Low-Power Monolithically Stacked Organic Photodiode-Blocking Diode Imager by Turn-On Voltage Engineering

Multiplexing the signal readout from the organic photodetector matrix is essential for high-resolution and large-area imaging applications. This endeavor can be realized by pixels containing photodiodes and switching elements, such as transistors or blocking diodes. The use of blocking diodes is beneficial for simpler fabrication and fewer wires than transistors. However, imagers with blocking diodes can always require additional voltage to turn off the unselected lines, which causes high standby power and increased complexity of the readout circuit. In this study, low standby power organic imagers are realized that are suitable for wearable optical imaging applications in which resources for power and readout circuits are limited. Pixels with a vertical stack of organic photodiodes and blocking diode layers are investigated.
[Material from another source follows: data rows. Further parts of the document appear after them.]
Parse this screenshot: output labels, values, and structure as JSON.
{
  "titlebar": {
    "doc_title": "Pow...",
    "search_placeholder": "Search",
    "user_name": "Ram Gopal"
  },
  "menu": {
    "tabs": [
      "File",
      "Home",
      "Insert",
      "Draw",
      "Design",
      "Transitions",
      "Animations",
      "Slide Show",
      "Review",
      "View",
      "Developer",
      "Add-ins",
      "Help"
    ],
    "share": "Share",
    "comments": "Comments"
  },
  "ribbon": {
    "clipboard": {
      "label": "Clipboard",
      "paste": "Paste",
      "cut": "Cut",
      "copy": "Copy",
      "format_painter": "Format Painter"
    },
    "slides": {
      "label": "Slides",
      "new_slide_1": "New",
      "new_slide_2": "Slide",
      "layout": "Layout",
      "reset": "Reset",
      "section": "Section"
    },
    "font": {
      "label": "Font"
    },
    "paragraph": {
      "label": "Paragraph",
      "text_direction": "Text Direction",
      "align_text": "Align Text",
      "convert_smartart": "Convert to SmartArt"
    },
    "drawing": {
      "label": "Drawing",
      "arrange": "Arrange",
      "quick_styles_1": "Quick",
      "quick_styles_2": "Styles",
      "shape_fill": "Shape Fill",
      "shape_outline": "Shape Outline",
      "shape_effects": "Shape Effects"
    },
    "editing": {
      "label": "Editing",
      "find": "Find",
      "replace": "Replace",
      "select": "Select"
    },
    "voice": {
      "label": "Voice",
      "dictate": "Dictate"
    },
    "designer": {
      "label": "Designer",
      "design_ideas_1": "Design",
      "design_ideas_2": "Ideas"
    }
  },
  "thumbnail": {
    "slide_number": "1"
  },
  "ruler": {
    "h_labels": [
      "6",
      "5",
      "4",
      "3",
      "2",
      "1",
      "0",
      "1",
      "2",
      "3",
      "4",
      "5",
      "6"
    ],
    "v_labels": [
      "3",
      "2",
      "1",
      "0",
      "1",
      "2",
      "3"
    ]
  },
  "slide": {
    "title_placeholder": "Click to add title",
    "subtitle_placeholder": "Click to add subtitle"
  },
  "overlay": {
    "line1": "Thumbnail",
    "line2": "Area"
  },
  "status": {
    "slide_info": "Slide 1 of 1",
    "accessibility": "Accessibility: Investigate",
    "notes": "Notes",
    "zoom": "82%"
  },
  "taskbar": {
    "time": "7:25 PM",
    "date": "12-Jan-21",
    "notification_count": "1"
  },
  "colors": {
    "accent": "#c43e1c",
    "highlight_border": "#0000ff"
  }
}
By increasing the built-in potential of blocking diodes, the turn-on voltage of the monolithically stacked photodiode-blocking diode device can be adjusted to enable its turn-off at 0 V. This leads to a three-orders-of-magnitude reduction of the current of pixels at 0 V. With these pixels, imagers based on organic photodiode-blocking diode stack devices are demonstrated with improved image quality and substantially reduced crosstalk current, while operating at zero standby power.